My teaching philosophy is evidence-based and student-centered, incorporating active learning and attention to individual students’ needs. I approach teaching in much the same way that I do research. I make observations in class, read the literature, experiment with teaching tools, and collect data on students’ learning gains and affective responses. I use peer-instruction and interactive learning techniques to engage students into analyses of scientific data that lead them to think and act like scientists. By shifting the focus of instruction from myself to the students, I seek to increase students’ confidence and help them reach their own conclusions. My goal is to improve every student’s ability to apply the process of science.
I am currently teaching two classes at The Ohio State University at Marion:
– EEOB 2510 – Human Anatomy (Fall and Spring 2017): This course is intended as an introduction to human anatomy. We study the anatomy, development, and evolution of the human body. We will work our way through the major systems of the body discussing the function of organs, the developmental and evolutionary processes that lead to these organs, and the pathways of blood, food … I aim to introduce students to the terminology and basics of human anatomy and engage them in critical studies of this anatomy to understand its importance in biomedical fields. The class includes a laboratory section in which we dissect small mammals to explore anatomy ourselves.
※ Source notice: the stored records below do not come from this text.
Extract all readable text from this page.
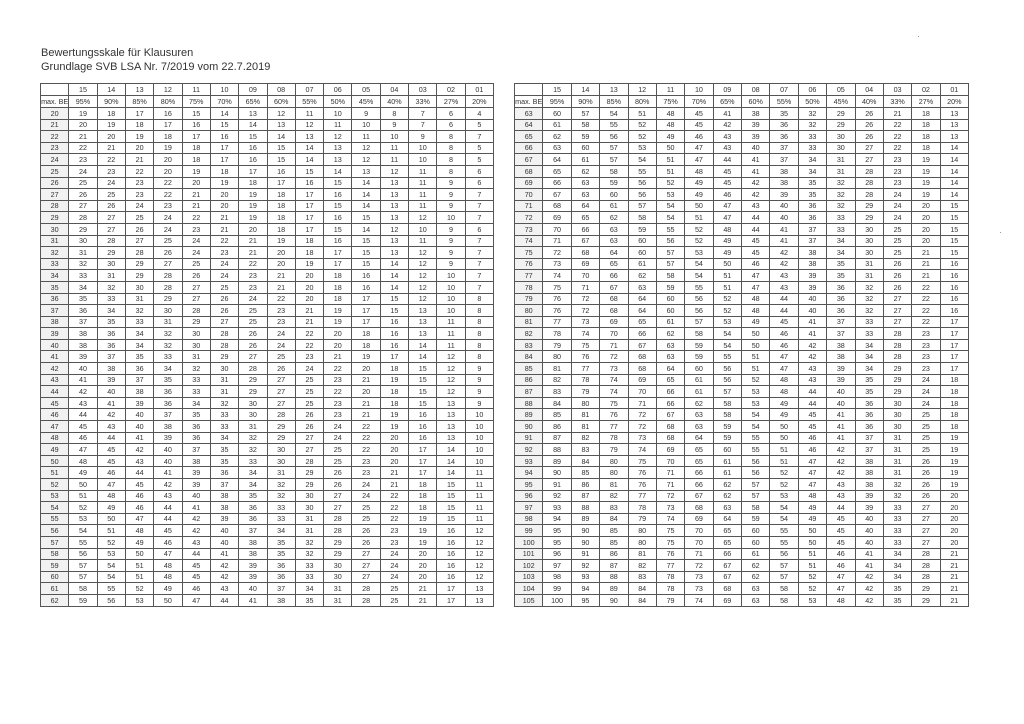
Bewertungsskale für Klausuren
Grundlage SVB LSA Nr. 7/2019 vom 22.7.2019
	15	14	13	12	11	10	09	08	07	06	05	04	03	02	01
max. BE	95%	90%	85%	80%	75%	70%	65%	60%	55%	50%	45%	40%	33%	27%	20%
20	19	18	17	16	15	14	13	12	11	10	9	8	7	6	4
21	20	19	18	17	16	15	14	13	12	11	10	9	7	6	5
22	21	20	19	18	17	16	15	14	13	12	11	10	9	8	7
23	22	21	20	19	18	17	16	15	14	13	12	11	10	8	5
24	23	22	21	20	18	17	16	15	14	13	12	11	10	8	5
25	24	23	22	20	19	18	17	16	15	14	13	12	11	8	6
26	25	24	23	22	20	19	18	17	16	15	14	13	11	9	6
27	26	25	23	22	21	20	19	18	17	16	14	13	11	9	7
28	27	26	24	23	21	20	19	18	17	15	14	13	11	9	7
29	28	27	25	24	22	21	19	18	17	16	15	13	12	10	7
30	29	27	26	24	23	21	20	18	17	15	14	12	10	9	6
31	30	28	27	25	24	22	21	19	18	16	15	13	11	9	7
32	31	29	28	26	24	23	21	20	18	17	15	13	12	9	7
33	32	30	29	27	25	24	22	20	19	17	15	14	12	9	7
34	33	31	29	28	26	24	23	21	20	18	16	14	12	10	7
35	34	32	30	28	27	25	23	21	20	18	16	14	12	10	7
36	35	33	31	29	27	26	24	22	20	18	17	15	12	10	8
37	36	34	32	30	28	26	25	23	21	19	17	15	13	10	8
38	37	35	33	31	29	27	25	23	21	19	17	16	13	11	8
39	38	36	34	32	30	28	26	24	22	20	18	16	13	11	8
40	38	36	34	32	30	28	26	24	22	20	18	16	14	11	8
41	39	37	35	33	31	29	27	25	23	21	19	17	14	12	8
42	40	38	36	34	32	30	28	26	24	22	20	18	15	12	9
43	41	39	37	35	33	31	29	27	25	23	21	19	15	12	9
44	42	40	38	36	33	31	29	27	25	22	20	18	15	12	9
45	43	41	39	36	34	32	30	27	25	23	21	18	15	13	9
46	44	42	40	37	35	33	30	28	26	23	21	19	16	13	10
47	45	43	40	38	36	33	31	29	26	24	22	19	16	13	10
48	46	44	41	39	36	34	32	29	27	24	22	20	16	13	10
49	47	45	42	40	37	35	32	30	27	25	22	20	17	14	10
50	48	45	43	40	38	35	33	30	28	25	23	20	17	14	10
51	49	46	44	41	39	36	34	31	29	26	23	21	17	14	11
52	50	47	45	42	39	37	34	32	29	26	24	21	18	15	11
53	51	48	46	43	40	38	35	32	30	27	24	22	18	15	11
54	52	49	46	44	41	38	36	33	30	27	25	22	18	15	11
55	53	50	47	44	42	39	36	33	31	28	25	22	19	15	11
56	54	51	48	45	42	40	37	34	31	28	26	23	19	16	12
57	55	52	49	46	43	40	38	35	32	29	26	23	19	16	12
58	56	53	50	47	44	41	38	35	32	29	27	24	20	16	12
59	57	54	51	48	45	42	39	36	33	30	27	24	20	16	12
60	57	54	51	48	45	42	39	36	33	30	27	24	20	16	12
61	58	55	52	49	46	43	40	37	34	31	28	25	21	17	13
62	59	56	53	50	47	44	41	38	35	31	28	25	21	17	13
	15	14	13	12	11	10	09	08	07	06	05	04	03	02	01
max. BE	95%	90%	85%	80%	75%	70%	65%	60%	55%	50%	45%	40%	33%	27%	20%
63	60	57	54	51	48	45	41	38	35	32	29	26	21	18	13
64	61	58	55	52	48	45	42	39	36	32	29	26	22	18	13
65	62	59	56	52	49	46	43	39	36	33	30	26	22	18	13
66	63	60	57	53	50	47	43	40	37	33	30	27	22	18	14
67	64	61	57	54	51	47	44	41	37	34	31	27	23	19	14
68	65	62	58	55	51	48	45	41	38	34	31	28	23	19	14
69	66	63	59	56	52	49	45	42	38	35	32	28	23	19	14
70	67	63	60	56	53	49	46	42	39	35	32	28	24	19	14
71	68	64	61	57	54	50	47	43	40	36	32	29	24	20	15
72	69	65	62	58	54	51	47	44	40	36	33	29	24	20	15
73	70	66	63	59	55	52	48	44	41	37	33	30	25	20	15
74	71	67	63	60	56	52	49	45	41	37	34	30	25	20	15
75	72	68	64	60	57	53	49	45	42	38	34	30	25	21	15
76	73	69	65	61	57	54	50	46	42	38	35	31	26	21	16
77	74	70	66	62	58	54	51	47	43	39	35	31	26	21	16
78	75	71	67	63	59	55	51	47	43	39	36	32	26	22	16
79	76	72	68	64	60	56	52	48	44	40	36	32	27	22	16
80	76	72	68	64	60	56	52	48	44	40	36	32	27	22	16
81	77	73	69	65	61	57	53	49	45	41	37	33	27	22	17
82	78	74	70	66	62	58	54	50	46	41	37	33	28	23	17
83	79	75	71	67	63	59	54	50	46	42	38	34	28	23	17
84	80	76	72	68	63	59	55	51	47	42	38	34	28	23	17
85	81	77	73	68	64	60	56	51	47	43	39	34	29	23	17
86	82	78	74	69	65	61	56	52	48	43	39	35	29	24	18
87	83	79	74	70	66	61	57	53	48	44	40	35	29	24	18
88	84	80	75	71	66	62	58	53	49	44	40	36	30	24	18
89	85	81	76	72	67	63	58	54	49	45	41	36	30	25	18
90	86	81	77	72	68	63	59	54	50	45	41	36	30	25	18
91	87	82	78	73	68	64	59	55	50	46	41	37	31	25	19
92	88	83	79	74	69	65	60	55	51	46	42	37	31	25	19
93	89	84	80	75	70	65	61	56	51	47	42	38	31	26	19
94	90	85	80	76	71	66	61	56	52	47	42	38	31	26	19
95	91	86	81	76	71	66	62	57	52	47	43	38	32	26	19
96	92	87	82	77	72	67	62	57	53	48	43	39	32	26	20
97	93	88	83	78	73	68	63	58	54	49	44	39	33	27	20
98	94	89	84	79	74	69	64	59	54	49	45	40	33	27	20
99	95	90	85	80	75	70	65	60	55	50	45	40	33	27	20
100	95	90	85	80	75	70	65	60	55	50	45	40	33	27	20
101	96	91	86	81	76	71	66	61	56	51	46	41	34	28	21
102	97	92	87	82	77	72	67	62	57	51	46	41	34	28	21
103	98	93	88	83	78	73	67	62	57	52	47	42	34	28	21
104	99	94	89	84	78	73	68	63	58	52	47	42	35	29	21
105	100	95	90	84	79	74	69	63	58	53	48	42	35	29	21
– EEOB 2520 – Human Physiology (Fall and Spring 2017): This course is a survey of the physiology of the human body. We study the human nervous system, sense organs, muscle function, circulation, respiration, digestion, metabolism, kidney function, and reproduction. We go over the structure of the organs, tissues, and cells of the body as well as their function and processes. I aim to introduce students to the physiology of their own body and engage them in critical studies of its application to biomedical fields.